Case 1: Linear model

If you have a large sample, then simple, un-regularized regression will converge to the true values of $\beta$ if $p$ remains small (say 40). This naturally begs the question: what counts as a large sample? Well, it depends. If there's no severe collinearity and all the variables have decent representation (for example, we don't have binary variables with only one 1 and all other 0), then a few thousands would be considered large.

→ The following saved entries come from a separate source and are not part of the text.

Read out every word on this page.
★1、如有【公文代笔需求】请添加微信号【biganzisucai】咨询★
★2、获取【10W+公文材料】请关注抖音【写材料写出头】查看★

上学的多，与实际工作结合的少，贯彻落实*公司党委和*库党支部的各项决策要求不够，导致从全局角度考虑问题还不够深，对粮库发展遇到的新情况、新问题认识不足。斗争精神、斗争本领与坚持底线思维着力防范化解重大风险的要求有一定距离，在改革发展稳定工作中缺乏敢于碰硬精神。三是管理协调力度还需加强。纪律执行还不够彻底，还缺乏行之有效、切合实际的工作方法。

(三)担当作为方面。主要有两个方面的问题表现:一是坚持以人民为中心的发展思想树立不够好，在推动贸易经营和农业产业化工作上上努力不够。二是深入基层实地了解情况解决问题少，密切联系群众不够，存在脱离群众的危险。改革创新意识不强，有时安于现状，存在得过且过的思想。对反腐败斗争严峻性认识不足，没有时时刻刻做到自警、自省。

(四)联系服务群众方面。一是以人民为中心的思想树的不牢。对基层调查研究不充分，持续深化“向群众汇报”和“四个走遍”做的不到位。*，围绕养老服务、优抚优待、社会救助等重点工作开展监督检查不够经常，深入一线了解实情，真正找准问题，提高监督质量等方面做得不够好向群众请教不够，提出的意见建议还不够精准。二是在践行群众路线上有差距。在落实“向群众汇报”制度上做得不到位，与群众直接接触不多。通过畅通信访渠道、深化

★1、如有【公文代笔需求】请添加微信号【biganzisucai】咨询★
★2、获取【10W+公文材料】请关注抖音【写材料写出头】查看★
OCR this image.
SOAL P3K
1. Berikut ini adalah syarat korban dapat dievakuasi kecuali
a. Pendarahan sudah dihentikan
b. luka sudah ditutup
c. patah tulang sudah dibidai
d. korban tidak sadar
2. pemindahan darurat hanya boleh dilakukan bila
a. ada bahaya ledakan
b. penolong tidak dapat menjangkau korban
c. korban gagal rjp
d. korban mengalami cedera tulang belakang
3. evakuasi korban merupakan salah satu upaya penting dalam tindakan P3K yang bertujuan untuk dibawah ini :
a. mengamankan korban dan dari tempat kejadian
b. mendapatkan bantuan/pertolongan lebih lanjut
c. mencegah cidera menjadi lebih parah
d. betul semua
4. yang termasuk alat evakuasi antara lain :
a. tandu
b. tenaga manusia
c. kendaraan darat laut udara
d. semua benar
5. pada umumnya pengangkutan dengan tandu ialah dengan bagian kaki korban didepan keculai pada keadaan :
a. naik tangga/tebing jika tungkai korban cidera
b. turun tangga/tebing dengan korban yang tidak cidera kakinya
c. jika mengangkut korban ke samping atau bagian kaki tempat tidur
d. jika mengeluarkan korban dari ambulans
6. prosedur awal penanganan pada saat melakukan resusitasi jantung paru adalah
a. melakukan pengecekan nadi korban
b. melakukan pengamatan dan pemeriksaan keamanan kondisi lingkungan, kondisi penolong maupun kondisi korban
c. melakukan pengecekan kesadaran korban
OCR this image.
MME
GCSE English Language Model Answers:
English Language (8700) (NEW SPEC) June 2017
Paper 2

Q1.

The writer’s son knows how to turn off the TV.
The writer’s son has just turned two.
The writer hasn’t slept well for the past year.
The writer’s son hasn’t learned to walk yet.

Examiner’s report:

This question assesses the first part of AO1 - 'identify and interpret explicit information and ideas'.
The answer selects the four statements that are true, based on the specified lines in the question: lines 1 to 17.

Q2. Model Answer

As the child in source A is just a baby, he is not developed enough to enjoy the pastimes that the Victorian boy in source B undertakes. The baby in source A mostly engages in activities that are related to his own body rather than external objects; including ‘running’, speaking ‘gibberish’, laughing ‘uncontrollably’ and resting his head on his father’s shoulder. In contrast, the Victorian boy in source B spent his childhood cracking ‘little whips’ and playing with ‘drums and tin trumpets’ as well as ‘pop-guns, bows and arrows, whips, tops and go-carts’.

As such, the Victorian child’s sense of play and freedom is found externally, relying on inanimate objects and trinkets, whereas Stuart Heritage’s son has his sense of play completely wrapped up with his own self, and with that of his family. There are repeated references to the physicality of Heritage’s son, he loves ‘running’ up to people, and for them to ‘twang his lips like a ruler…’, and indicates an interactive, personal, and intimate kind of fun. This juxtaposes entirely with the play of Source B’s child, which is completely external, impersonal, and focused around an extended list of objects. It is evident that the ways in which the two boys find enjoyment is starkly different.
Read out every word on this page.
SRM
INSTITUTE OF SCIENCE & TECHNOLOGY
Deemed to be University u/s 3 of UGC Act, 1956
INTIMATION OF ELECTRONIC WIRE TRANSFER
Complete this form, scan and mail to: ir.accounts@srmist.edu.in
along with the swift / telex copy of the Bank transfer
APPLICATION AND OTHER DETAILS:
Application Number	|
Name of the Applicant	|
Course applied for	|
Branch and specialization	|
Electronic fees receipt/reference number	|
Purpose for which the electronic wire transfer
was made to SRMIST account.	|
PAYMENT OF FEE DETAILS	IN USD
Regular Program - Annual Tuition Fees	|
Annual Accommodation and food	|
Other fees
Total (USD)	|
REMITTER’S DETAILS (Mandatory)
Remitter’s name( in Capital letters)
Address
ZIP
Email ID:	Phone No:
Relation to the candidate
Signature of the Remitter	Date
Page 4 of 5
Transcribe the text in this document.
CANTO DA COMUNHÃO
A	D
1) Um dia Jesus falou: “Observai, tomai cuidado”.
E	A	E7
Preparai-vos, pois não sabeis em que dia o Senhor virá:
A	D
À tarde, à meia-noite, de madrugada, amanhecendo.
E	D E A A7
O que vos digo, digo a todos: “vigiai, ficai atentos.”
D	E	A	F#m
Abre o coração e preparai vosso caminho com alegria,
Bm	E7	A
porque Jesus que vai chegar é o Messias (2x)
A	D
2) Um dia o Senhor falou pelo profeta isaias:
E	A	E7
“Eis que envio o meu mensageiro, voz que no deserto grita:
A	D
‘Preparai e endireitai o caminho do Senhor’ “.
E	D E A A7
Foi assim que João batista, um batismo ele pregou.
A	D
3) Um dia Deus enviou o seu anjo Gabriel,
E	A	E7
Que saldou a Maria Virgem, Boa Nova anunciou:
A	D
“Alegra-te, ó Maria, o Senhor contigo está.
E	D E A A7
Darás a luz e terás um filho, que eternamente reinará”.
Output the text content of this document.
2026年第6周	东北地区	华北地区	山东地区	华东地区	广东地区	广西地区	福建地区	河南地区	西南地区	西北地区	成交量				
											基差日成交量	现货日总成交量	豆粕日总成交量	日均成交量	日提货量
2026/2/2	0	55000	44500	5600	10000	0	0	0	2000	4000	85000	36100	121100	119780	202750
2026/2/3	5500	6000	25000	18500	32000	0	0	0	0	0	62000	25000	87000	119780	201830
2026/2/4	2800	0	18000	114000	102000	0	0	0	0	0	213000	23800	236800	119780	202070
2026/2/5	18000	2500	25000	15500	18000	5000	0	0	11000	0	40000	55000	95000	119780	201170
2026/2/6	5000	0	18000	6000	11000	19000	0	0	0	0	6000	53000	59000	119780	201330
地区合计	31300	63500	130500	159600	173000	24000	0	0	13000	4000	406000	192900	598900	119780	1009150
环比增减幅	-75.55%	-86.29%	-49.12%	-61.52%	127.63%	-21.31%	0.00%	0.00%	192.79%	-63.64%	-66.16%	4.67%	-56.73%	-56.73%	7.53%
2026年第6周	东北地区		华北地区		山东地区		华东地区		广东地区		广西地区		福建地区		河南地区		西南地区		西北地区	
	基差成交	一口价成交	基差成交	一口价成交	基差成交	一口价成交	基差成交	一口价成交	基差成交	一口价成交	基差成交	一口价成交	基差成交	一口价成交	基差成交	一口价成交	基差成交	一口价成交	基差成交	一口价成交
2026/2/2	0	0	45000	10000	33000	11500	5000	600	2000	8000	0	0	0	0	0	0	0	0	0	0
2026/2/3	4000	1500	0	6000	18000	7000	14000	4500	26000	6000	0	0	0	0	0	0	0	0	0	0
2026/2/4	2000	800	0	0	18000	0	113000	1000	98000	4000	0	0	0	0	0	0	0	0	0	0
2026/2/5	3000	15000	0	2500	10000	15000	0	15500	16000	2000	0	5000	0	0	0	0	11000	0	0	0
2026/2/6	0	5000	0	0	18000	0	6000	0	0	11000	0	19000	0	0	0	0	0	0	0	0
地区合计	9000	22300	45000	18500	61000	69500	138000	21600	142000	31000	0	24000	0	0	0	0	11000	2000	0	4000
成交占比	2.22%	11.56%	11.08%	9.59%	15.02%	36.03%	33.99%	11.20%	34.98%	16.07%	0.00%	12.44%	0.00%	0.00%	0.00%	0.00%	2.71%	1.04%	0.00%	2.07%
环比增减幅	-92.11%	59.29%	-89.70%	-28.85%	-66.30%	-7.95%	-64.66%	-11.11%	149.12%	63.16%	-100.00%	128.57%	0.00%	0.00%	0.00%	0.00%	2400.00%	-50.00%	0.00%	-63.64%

However, when you do have samples of this size, then typically statisticians would consider modeling possible non-linearity in the data. For example, one could include interaction terms or polynomial terms, which could increase your number of variables massively if a large number of these are considered. One could then use LASSO or better still, Elastic Net, to regularize the model, since LASSO is simply a special case of Elastic Net. Note that neither the LASSO nor the Elastic Net (EN) has the oracle property, which means there's no guarantee that the estimated $\beta$ converges to their true values with infinite sample size (although adaptive LASSO does). If interpretation is important, as opposed to prediction, then this may put some off using these techniques. Moreover, it may be possible that some interaction effects are retained while the main effects are excluded, which can further hamper interpretation, although one can impose constraints to prevent that.

However, in case where the sample size is not large or when you want to consider a large number of possible non-linearities (i.e. you have large $p$), then the lack of the oracle property is arguably irrelevant, and I would argue that the EN is a reasonable choice. By "reasonable" I mean a reasonable choice over alternatives such as best-subset/stepwise regression, which are simply coarser forms of regularization. On the other hand, there are an infinite number of ways one could regularize a linear model. There is simply no one method which is the "best" in all cases.

Case 2: Non-linear model

Because of possible non-linearities, one could consider non-linear approaches such as SVM/SVR or random forest. One can use approaches such as permutation or dropping the variables to investigate the importance of the variables concerned. See here for some intuition.

Overall

Note that whether in the linear or the non-linear model case, whether a variable is important in the prediction of the outcome depends critically on the target population. These methods all suppose that the target population is the same as the source population, i.e. the population from which you derived the sample. A variable that is unimportant in the sample can turn out to be hugely important in the target. This kind of information will require domain knowledge. It also implies that ranking variable importance in terms of some derived statistics will always have some serious limitations.